Pour Luc Leblanc, qui est du voyage pour la traversée de l’Atlantique exceptionnellement comme 2e officier :  « C’est une première pour moi de traverser l’Atlantique. J’ai vraiment hâte de vivre ça et c’est d’autant plus une fierté de le faire pour la CTMA, à bord d’un bateau qu’on ramène chez nous pour les Madelinots ! »

6. Mener le bateau à bon port : un rôle de grande responsabilité au quotidien

Pour assurer la sécurité des passagers, de l’équipage et du navire, il faut savoir s’adapter constamment et jouer avec la météo. Avoir l’étoffe d’un capitaine, c’est à la fois faire preuve de rigueur, de calme et d’un grand sens du leadership. Fort de son expérience comme pêcheur propriétaire, le capitaine Sylvain Poirier était prêt à faire le saut : « En plus d’une meilleure sécurité d’emploi avec la CTMA, j’étais intéressé à découvrir le monde de la navigation des gros bateaux.

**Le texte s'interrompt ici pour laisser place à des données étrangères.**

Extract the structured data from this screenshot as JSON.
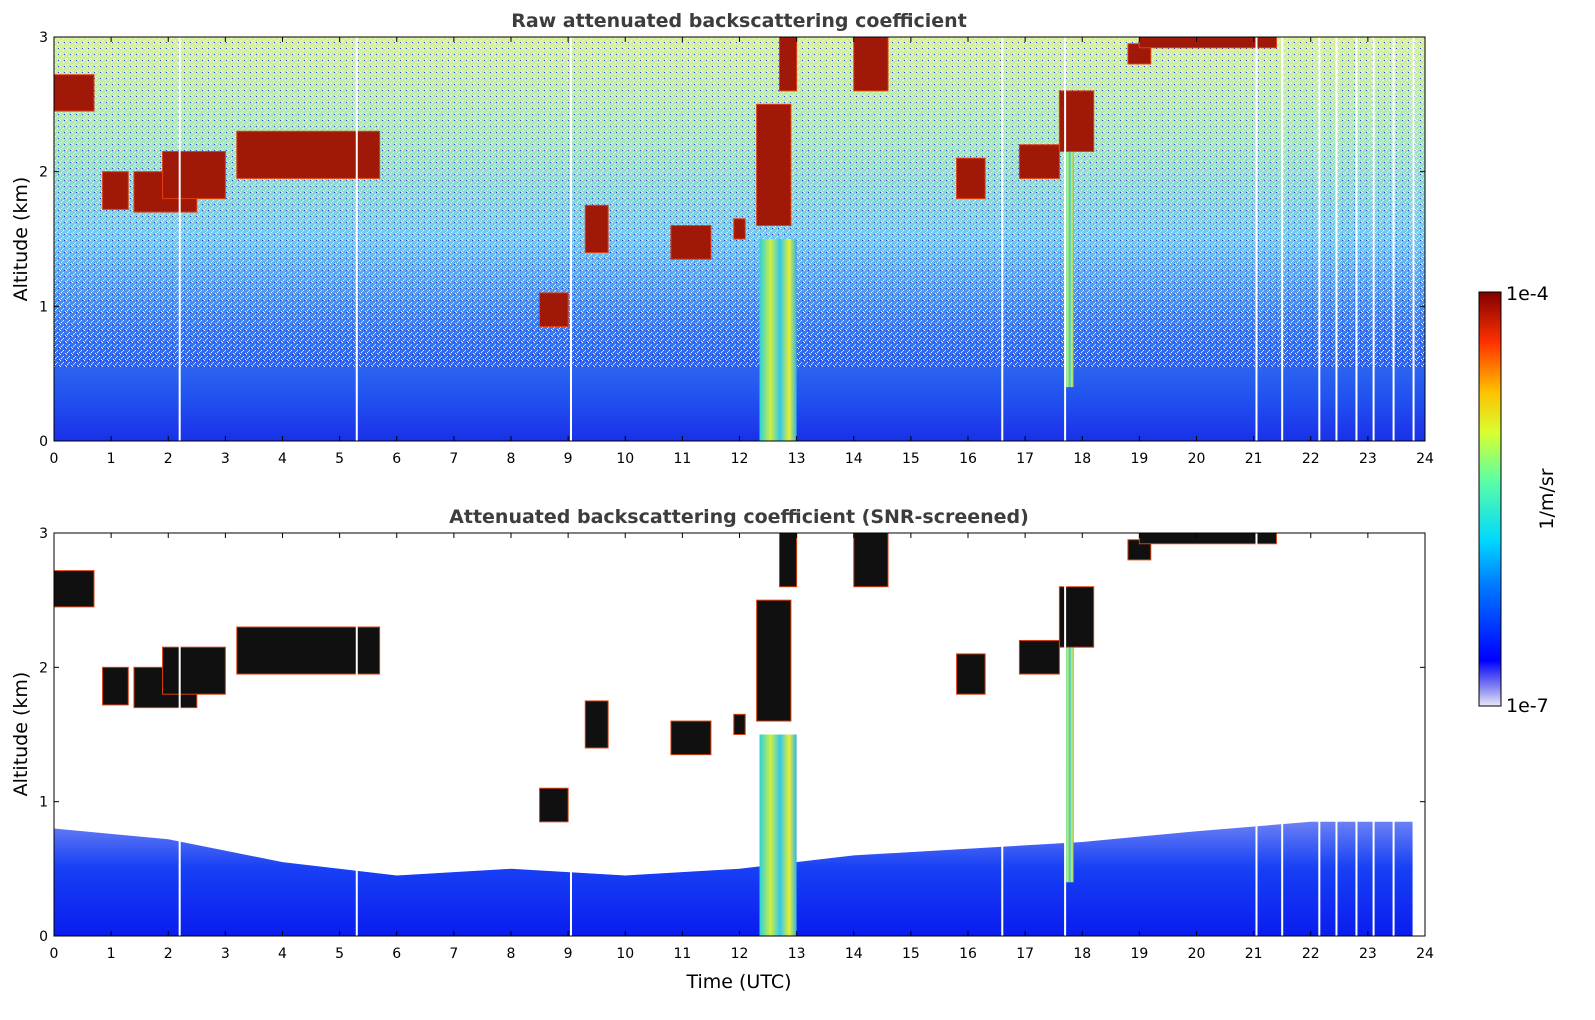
{
  "chart_data": {
    "type": "heatmap",
    "panels": [
      {
        "title": "Raw attenuated backscattering coefficient",
        "ylabel": "Altitude (km)",
        "xlabel": "",
        "xlim": [
          0,
          24
        ],
        "ylim": [
          0,
          3
        ],
        "xticks": [
          "0",
          "1",
          "2",
          "3",
          "4",
          "5",
          "6",
          "7",
          "8",
          "9",
          "10",
          "11",
          "12",
          "13",
          "14",
          "15",
          "16",
          "17",
          "18",
          "19",
          "20",
          "21",
          "22",
          "23",
          "24"
        ],
        "yticks": [
          "0",
          "1",
          "2",
          "3"
        ]
      },
      {
        "title": "Attenuated backscattering coefficient (SNR-screened)",
        "ylabel": "Altitude (km)",
        "xlabel": "Time (UTC)",
        "xlim": [
          0,
          24
        ],
        "ylim": [
          0,
          3
        ],
        "xticks": [
          "0",
          "1",
          "2",
          "3",
          "4",
          "5",
          "6",
          "7",
          "8",
          "9",
          "10",
          "11",
          "12",
          "13",
          "14",
          "15",
          "16",
          "17",
          "18",
          "19",
          "20",
          "21",
          "22",
          "23",
          "24"
        ],
        "yticks": [
          "0",
          "1",
          "2",
          "3"
        ]
      }
    ],
    "colorbar": {
      "label": "1/m/sr",
      "min_label": "1e-7",
      "max_label": "1e-4",
      "scale": "log",
      "colormap": "jet"
    },
    "cloud_layers": [
      {
        "t0": 0.0,
        "t1": 0.7,
        "z0": 2.45,
        "z1": 2.72
      },
      {
        "t0": 0.85,
        "t1": 1.3,
        "z0": 1.72,
        "z1": 2.0
      },
      {
        "t0": 1.4,
        "t1": 2.5,
        "z0": 1.7,
        "z1": 2.0
      },
      {
        "t0": 1.9,
        "t1": 3.0,
        "z0": 1.8,
        "z1": 2.15
      },
      {
        "t0": 3.2,
        "t1": 5.7,
        "z0": 1.95,
        "z1": 2.3
      },
      {
        "t0": 8.5,
        "t1": 9.0,
        "z0": 0.85,
        "z1": 1.1
      },
      {
        "t0": 9.3,
        "t1": 9.7,
        "z0": 1.4,
        "z1": 1.75
      },
      {
        "t0": 10.8,
        "t1": 11.5,
        "z0": 1.35,
        "z1": 1.6
      },
      {
        "t0": 11.9,
        "t1": 12.1,
        "z0": 1.5,
        "z1": 1.65
      },
      {
        "t0": 12.3,
        "t1": 12.9,
        "z0": 1.6,
        "z1": 2.5
      },
      {
        "t0": 12.7,
        "t1": 13.0,
        "z0": 2.6,
        "z1": 3.0
      },
      {
        "t0": 14.0,
        "t1": 14.6,
        "z0": 2.6,
        "z1": 3.0
      },
      {
        "t0": 15.8,
        "t1": 16.3,
        "z0": 1.8,
        "z1": 2.1
      },
      {
        "t0": 16.9,
        "t1": 17.6,
        "z0": 1.95,
        "z1": 2.2
      },
      {
        "t0": 17.6,
        "t1": 18.2,
        "z0": 2.15,
        "z1": 2.6
      },
      {
        "t0": 18.8,
        "t1": 19.2,
        "z0": 2.8,
        "z1": 2.95
      },
      {
        "t0": 19.0,
        "t1": 21.4,
        "z0": 2.92,
        "z1": 3.0
      }
    ],
    "precip_columns": [
      {
        "t0": 12.35,
        "t1": 13.0,
        "z0": 0.0,
        "z1": 1.5
      },
      {
        "t0": 17.7,
        "t1": 17.85,
        "z0": 0.4,
        "z1": 2.3
      }
    ],
    "data_gaps": [
      2.2,
      5.3,
      9.05,
      16.6,
      17.7,
      21.05,
      21.5,
      22.15,
      22.45,
      22.8,
      23.1,
      23.45,
      23.8
    ]
  }
}
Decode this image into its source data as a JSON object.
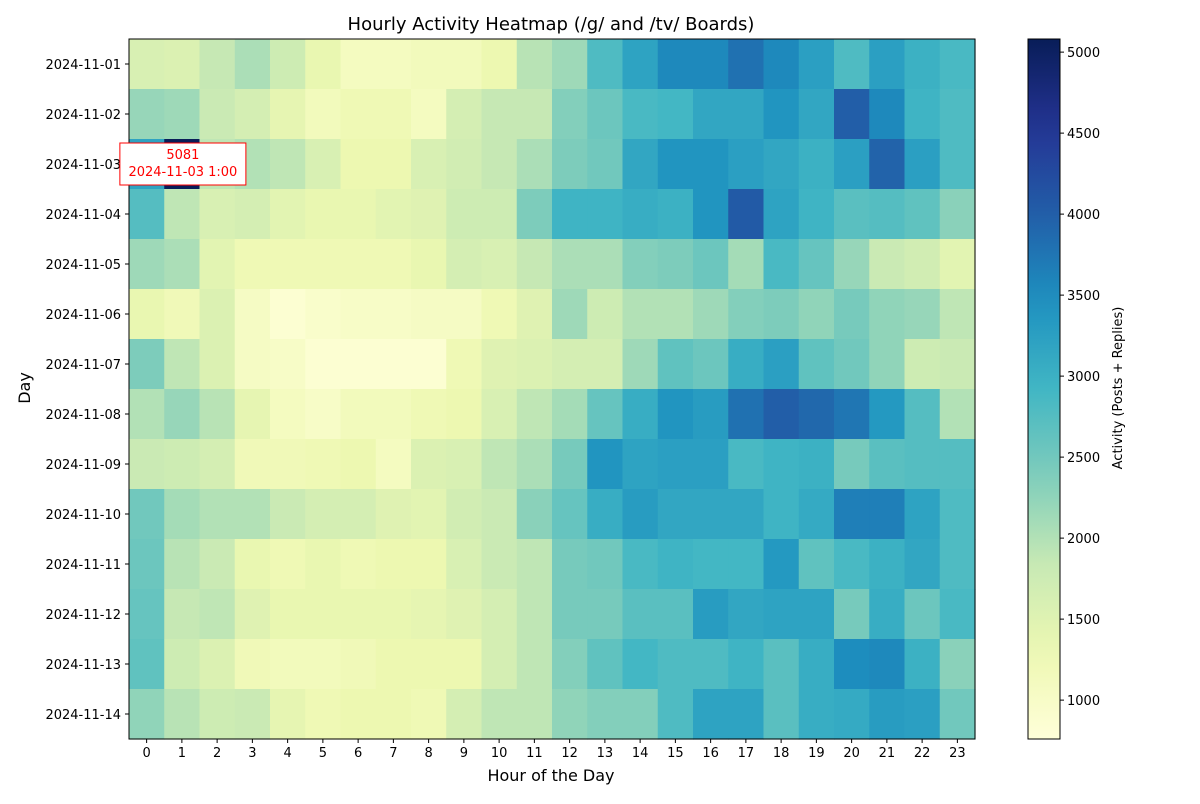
{
  "chart_data": {
    "type": "heatmap",
    "title": "Hourly Activity Heatmap (/g/ and /tv/ Boards)",
    "xlabel": "Hour of the Day",
    "ylabel": "Day",
    "colorbar_label": "Activity (Posts + Replies)",
    "colormap": "YlGnBu",
    "colorbar_range": [
      760,
      5081
    ],
    "colorbar_ticks": [
      "1000",
      "1500",
      "2000",
      "2500",
      "3000",
      "3500",
      "4000",
      "4500",
      "5000"
    ],
    "x_labels": [
      "0",
      "1",
      "2",
      "3",
      "4",
      "5",
      "6",
      "7",
      "8",
      "9",
      "10",
      "11",
      "12",
      "13",
      "14",
      "15",
      "16",
      "17",
      "18",
      "19",
      "20",
      "21",
      "22",
      "23"
    ],
    "y_labels": [
      "2024-11-01",
      "2024-11-02",
      "2024-11-03",
      "2024-11-04",
      "2024-11-05",
      "2024-11-06",
      "2024-11-07",
      "2024-11-08",
      "2024-11-09",
      "2024-11-10",
      "2024-11-11",
      "2024-11-12",
      "2024-11-13",
      "2024-11-14"
    ],
    "values": [
      [
        1600,
        1550,
        1850,
        2050,
        1750,
        1350,
        1100,
        1100,
        1150,
        1150,
        1300,
        1950,
        2150,
        2800,
        3200,
        3550,
        3550,
        3800,
        3550,
        3250,
        2800,
        3250,
        3000,
        2850
      ],
      [
        2200,
        2150,
        1800,
        1650,
        1400,
        1150,
        1250,
        1250,
        1100,
        1650,
        1850,
        1850,
        2350,
        2550,
        2850,
        2900,
        3150,
        3150,
        3400,
        3150,
        4000,
        3550,
        2950,
        2800
      ],
      [
        3200,
        5081,
        1900,
        2000,
        1900,
        1600,
        1300,
        1300,
        1600,
        1700,
        1850,
        2050,
        2400,
        2500,
        3150,
        3400,
        3400,
        3250,
        3150,
        3000,
        3250,
        3950,
        3250,
        2800
      ],
      [
        2750,
        1900,
        1600,
        1650,
        1450,
        1350,
        1350,
        1450,
        1500,
        1750,
        1750,
        2400,
        2950,
        2950,
        3050,
        3000,
        3400,
        4050,
        3200,
        2950,
        2700,
        2750,
        2650,
        2300
      ],
      [
        2150,
        2050,
        1450,
        1250,
        1250,
        1250,
        1250,
        1250,
        1350,
        1650,
        1600,
        1850,
        2050,
        2050,
        2350,
        2400,
        2550,
        2100,
        2850,
        2600,
        2200,
        1800,
        1700,
        1450
      ],
      [
        1350,
        1200,
        1550,
        1050,
        850,
        950,
        1000,
        1000,
        1050,
        1050,
        1250,
        1500,
        2150,
        1750,
        2000,
        2000,
        2150,
        2350,
        2400,
        2250,
        2450,
        2250,
        2200,
        1900
      ],
      [
        2400,
        1900,
        1550,
        1050,
        1000,
        850,
        850,
        850,
        850,
        1250,
        1500,
        1550,
        1650,
        1650,
        2150,
        2650,
        2550,
        3050,
        3250,
        2650,
        2500,
        2250,
        1750,
        1800
      ],
      [
        2000,
        2200,
        1950,
        1400,
        1100,
        1000,
        1150,
        1150,
        1250,
        1300,
        1600,
        1900,
        2100,
        2600,
        3050,
        3400,
        3300,
        3800,
        4000,
        3900,
        3750,
        3350,
        2750,
        2000
      ],
      [
        1800,
        1750,
        1650,
        1200,
        1200,
        1250,
        1300,
        1100,
        1550,
        1600,
        1900,
        2050,
        2450,
        3400,
        3200,
        3250,
        3250,
        2850,
        2950,
        3000,
        2450,
        2700,
        2750,
        2750
      ],
      [
        2500,
        2100,
        2000,
        2000,
        1800,
        1650,
        1650,
        1500,
        1450,
        1700,
        1800,
        2300,
        2600,
        3050,
        3300,
        3150,
        3150,
        3150,
        2950,
        3100,
        3650,
        3650,
        3200,
        2800
      ],
      [
        2550,
        1950,
        1800,
        1350,
        1250,
        1350,
        1250,
        1300,
        1300,
        1600,
        1800,
        1900,
        2450,
        2500,
        2850,
        2950,
        2900,
        2900,
        3350,
        2650,
        2850,
        3000,
        3150,
        2800
      ],
      [
        2600,
        1850,
        1900,
        1500,
        1350,
        1350,
        1350,
        1350,
        1400,
        1500,
        1650,
        1900,
        2450,
        2450,
        2700,
        2700,
        3300,
        3150,
        3200,
        3200,
        2450,
        3050,
        2550,
        2850
      ],
      [
        2650,
        1750,
        1550,
        1200,
        1150,
        1150,
        1200,
        1300,
        1300,
        1300,
        1650,
        1900,
        2350,
        2650,
        2900,
        2800,
        2800,
        2950,
        2700,
        3050,
        3500,
        3550,
        3000,
        2300
      ],
      [
        2250,
        1950,
        1750,
        1800,
        1400,
        1250,
        1300,
        1300,
        1250,
        1650,
        1900,
        1900,
        2250,
        2350,
        2350,
        2800,
        3200,
        3200,
        2700,
        3050,
        3100,
        3300,
        3250,
        2500
      ]
    ],
    "annotation": {
      "value": "5081",
      "label": "2024-11-03 1:00",
      "color": "#ff0000"
    }
  }
}
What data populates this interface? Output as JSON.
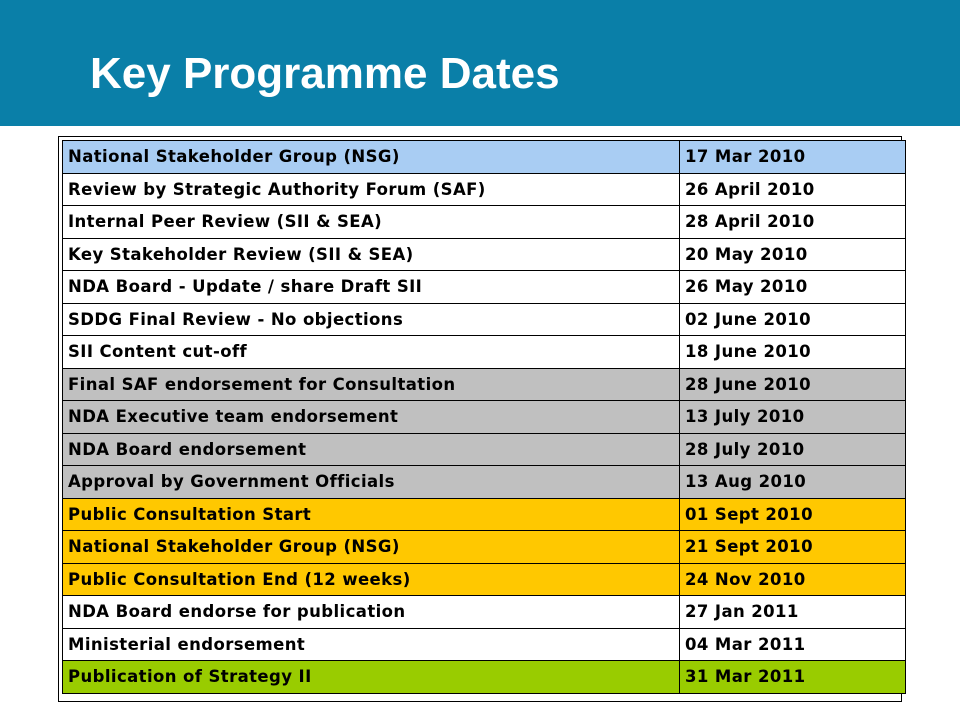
{
  "slide": {
    "title": "Key Programme Dates"
  },
  "colors": {
    "header_band": "#0a7fa8",
    "blue_row": "#a9cdf3",
    "grey_row": "#c0c0c0",
    "yellow_row": "#ffc800",
    "green_row": "#99cc00"
  },
  "rows": [
    {
      "event": "National Stakeholder Group (NSG)",
      "date": "17 Mar 2010",
      "color": "blue"
    },
    {
      "event": "Review by Strategic Authority Forum (SAF)",
      "date": "26 April 2010",
      "color": "white"
    },
    {
      "event": "Internal Peer Review (SII & SEA)",
      "date": "28 April 2010",
      "color": "white"
    },
    {
      "event": "Key Stakeholder Review (SII & SEA)",
      "date": "20 May 2010",
      "color": "white"
    },
    {
      "event": "NDA Board - Update / share Draft SII",
      "date": "26 May 2010",
      "color": "white"
    },
    {
      "event": "SDDG Final Review - No objections",
      "date": "02 June 2010",
      "color": "white"
    },
    {
      "event": "SII Content cut-off",
      "date": "18 June 2010",
      "color": "white"
    },
    {
      "event": "Final SAF endorsement for Consultation",
      "date": "28 June 2010",
      "color": "grey"
    },
    {
      "event": "NDA Executive team endorsement",
      "date": "13 July 2010",
      "color": "grey"
    },
    {
      "event": "NDA Board endorsement",
      "date": "28 July 2010",
      "color": "grey"
    },
    {
      "event": "Approval by Government Officials",
      "date": "13 Aug 2010",
      "color": "grey"
    },
    {
      "event": "Public Consultation Start",
      "date": "01 Sept 2010",
      "color": "yellow"
    },
    {
      "event": "National Stakeholder Group (NSG)",
      "date": "21 Sept 2010",
      "color": "yellow"
    },
    {
      "event": "Public Consultation End (12 weeks)",
      "date": "24 Nov 2010",
      "color": "yellow"
    },
    {
      "event": "NDA Board endorse for publication",
      "date": "27 Jan 2011",
      "color": "white"
    },
    {
      "event": "Ministerial endorsement",
      "date": "04 Mar 2011",
      "color": "white"
    },
    {
      "event": "Publication of Strategy II",
      "date": "31 Mar 2011",
      "color": "green"
    }
  ]
}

On relève toujours des nouveaux défis, il faut jouer avec les éléments pour faire le meilleur dans tout ça. » Le secret ? « Être capable de ne pas partir en panique, mais rester les pieds sur terre pour prendre les bonnes décisions, » exprime le capitaine Poirier. 

7. Avancer à la CTMA

Avant d’être capitaine, on est officier. Mais on peut viser plus haut. À la CTMA, on ouvre la voie à la relève. À 31 ans, Jean-Rémi Leblanc en est la preuve vivante. En décembre 2018 lors d’une entrevue, le jeune homme disait aspirer à suivre les traces de son frère, le capitaine Luc Leblanc. Moins de trois ans plus tard, il le devient : « En allant à l’école, c’était le but ultime de devenir capitaine. Depuis mon arrivée ici comme capitaine, je suis sur le Voyageur II et j’adore ça. Quand on a des défis, des pépins, on fait avec et on apprend. On a l’aide de l’équipage et on se fait de l’expérience. Et quand tout va bien, être capitaine c’est la plus belle job au monde, » conclut le plus jeune capitaine Leblanc.